I had the pleasure to attend the Maine Academic Library Day this past Friday at Colby College. The keynote speaker was Daniel M. Russell, a Google exec in charge of search quality and user happiness. (Can I just say that Google has some pretty cool titles? 'Cause they do.) Anyway, I've sat through my fair share of keynotes over the years, and this one really stood out from the crowd. He went over all sorts of tips and tricks for getting the most out of your Googling. I will say that most of what he went over was review for me, but it was a really healthy review. (In looking over his web site, he had a post on the Einstellung Effect which I thought was fantastic. So many times as a researcher, it's too easy to get used to using one tool. When you get really good with a hammer, everything you look at starts looking like a nail. Got a board that needs trimming? Just beat the heck out of it, and eventually it'll be the right length. Get the picture? Being reminded from time to time about the various research tools available to you can be really beneficial.)

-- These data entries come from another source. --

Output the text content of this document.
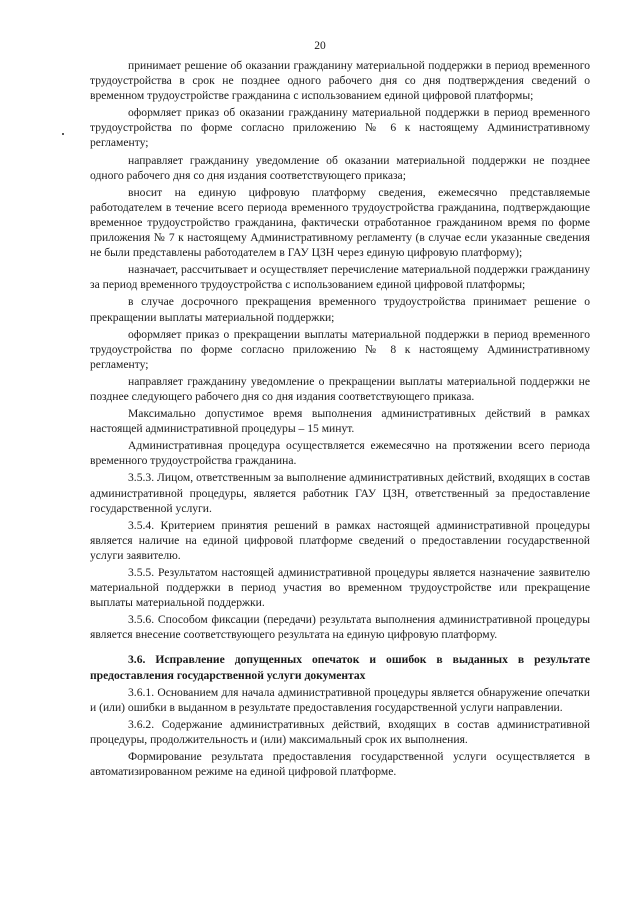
20

принимает решение об оказании гражданину материальной поддержки в период временного трудоустройства в срок не позднее одного рабочего дня со дня подтверждения сведений о временном трудоустройстве гражданина с использованием единой цифровой платформы;

оформляет приказ об оказании гражданину материальной поддержки в период временного трудоустройства по форме согласно приложению № 6 к настоящему Административному регламенту;

направляет гражданину уведомление об оказании материальной поддержки не позднее одного рабочего дня со дня издания соответствующего приказа;

вносит на единую цифровую платформу сведения, ежемесячно представляемые работодателем в течение всего периода временного трудоустройства гражданина, подтверждающие временное трудоустройство гражданина, фактически отработанное гражданином время по форме приложения № 7 к настоящему Административному регламенту (в случае если указанные сведения не были представлены работодателем в ГАУ ЦЗН через единую цифровую платформу);

назначает, рассчитывает и осуществляет перечисление материальной поддержки гражданину за период временного трудоустройства с использованием единой цифровой платформы;

в случае досрочного прекращения временного трудоустройства принимает решение о прекращении выплаты материальной поддержки;

оформляет приказ о прекращении выплаты материальной поддержки в период временного трудоустройства по форме согласно приложению № 8 к настоящему Административному регламенту;

направляет гражданину уведомление о прекращении выплаты материальной поддержки не позднее следующего рабочего дня со дня издания соответствующего приказа.

Максимально допустимое время выполнения административных действий в рамках настоящей административной процедуры – 15 минут.

Административная процедура осуществляется ежемесячно на протяжении всего периода временного трудоустройства гражданина.

3.5.3. Лицом, ответственным за выполнение административных действий, входящих в состав административной процедуры, является работник ГАУ ЦЗН, ответственный за предоставление государственной услуги.

3.5.4. Критерием принятия решений в рамках настоящей административной процедуры является наличие на единой цифровой платформе сведений о предоставлении государственной услуги заявителю.

3.5.5. Результатом настоящей административной процедуры является назначение заявителю материальной поддержки в период участия во временном трудоустройстве или прекращение выплаты материальной поддержки.

3.5.6. Способом фиксации (передачи) результата выполнения административной процедуры является внесение соответствующего результата на единую цифровую платформу.

3.6. Исправление допущенных опечаток и ошибок в выданных в результате предоставления государственной услуги документах

3.6.1. Основанием для начала административной процедуры является обнаружение опечатки и (или) ошибки в выданном в результате предоставления государственной услуги направлении.

3.6.2. Содержание административных действий, входящих в состав административной процедуры, продолжительность и (или) максимальный срок их выполнения.

Формирование результата предоставления государственной услуги осуществляется в автоматизированном режиме на единой цифровой платформе.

Another cool thing I discovered--remember that post I did last week on agoogleaday? Dan was one of the people who set that in motion and got it running. It's not often I do a blog post about something cool online, and then I meet one of the people who contributed directly to that cool thing. Dan was nice enough to leave us with some links to training materials Google uses to teach people how to search more effectively, and since I'm a nice guy, I'm here to share those links with you.
First, a disclaimer. A lot of you are no doubt rolling your eyes, offended that anyone might think you don't know how to do something as simple as *use Google*. But you know what? I'm willing to bet you don't. I don't mean to be offensive, but if I learned a thing or two from this, I'm willing to bet good money you will, too. And don't skip the easy stuff. Don't rush off to "Advanced Lessons," assuming you're good to go on all the basics. One of Dan's points was that there are many basic tricks that the vast majority of people don't know about. For example, to find something on a web page, you can just hit Control + F, which brings up a "find" window in your browser. According to Google's studies, 90% of users don't know they can do that, so when they go to a search result, they end up scanning the page, looking for the word they searched for.
So don't be in a rush. You probably use Google every day. Taking a bit of time to learn how to use it wisely is time well spent. Okay? Here are the links, direct from Dan and endorsed by yours truly:
9 lessons for teaching search: http://www.google.com/educators/p_websearch.html
Google site with a LOT more materials for teaching search skills: https://sites.google.com/site/gwebsearcheducation/ )
And... you can sign up to get intermittent email about teaching
(And Dan, since I know you have a Google Alert set up on your name, and I'm betting you might end up reading this, can I just say thanks for the great presentation? Really made the day worthwhile for me.)